Final answer:
Approximately 11.5 mL of 0.360 M KOH is required to neutralize 12.9 mL of 0.160 M H₂SO₄, based on stoichiometric calculations stemming from the balanced neutralization reaction.
Step-by-step explanation:
To calculate the volume of a 0.360 M KOH solution needed to neutralize 12.9 mL of a 0.160 M H₂SO₄ solution, we must first use the stoichiometry of the balanced chemical equation H₂SO₄(aq) + 2KOH(aq) → 2H₂O(l) + K₂SO₄(aq).
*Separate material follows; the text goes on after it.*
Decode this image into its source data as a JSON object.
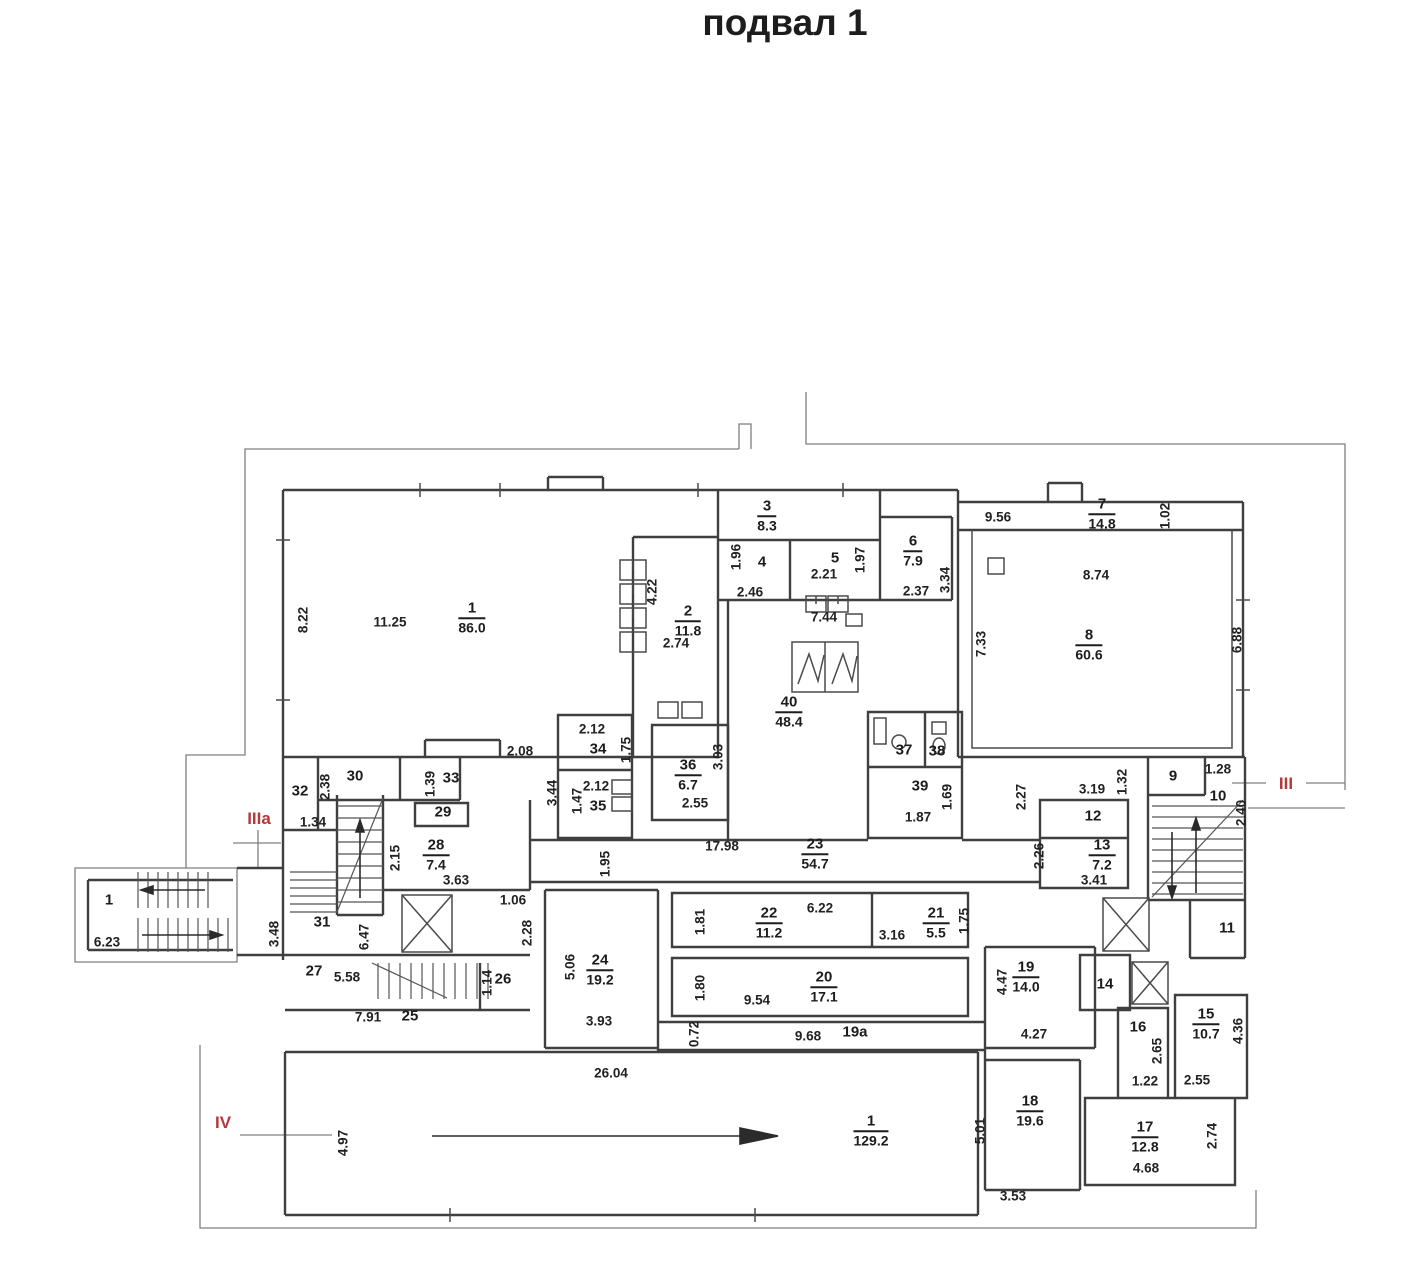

From this, we know that 2 moles of KOH react with 1 mole of H₂SO₄. Next, we calculate the moles of H₂SO₄ present:
- 0.160 M H₂SO₄ x 0.0129 L = 0.00207 mol H₂SO₄
Then, using the mole ratio, we find the moles of KOH required:
- 0.00207 mol H₂SO₄ x (2 mol KOH/1 mol H₂SO₄) = 0.00414 mol KOH
To find the volume of the 0.360 M KOH solution needed:
- Volume = moles of KOH / concentration of KOH = 0.00414 mol / 0.360 M = 0.0115 L
This converts to 11.5 mL. Therefore, approximately 11.5 mL of the 0.360 M KOH solution is needed to neutralize 12.9 mL of 0.160 M H₂SO₄.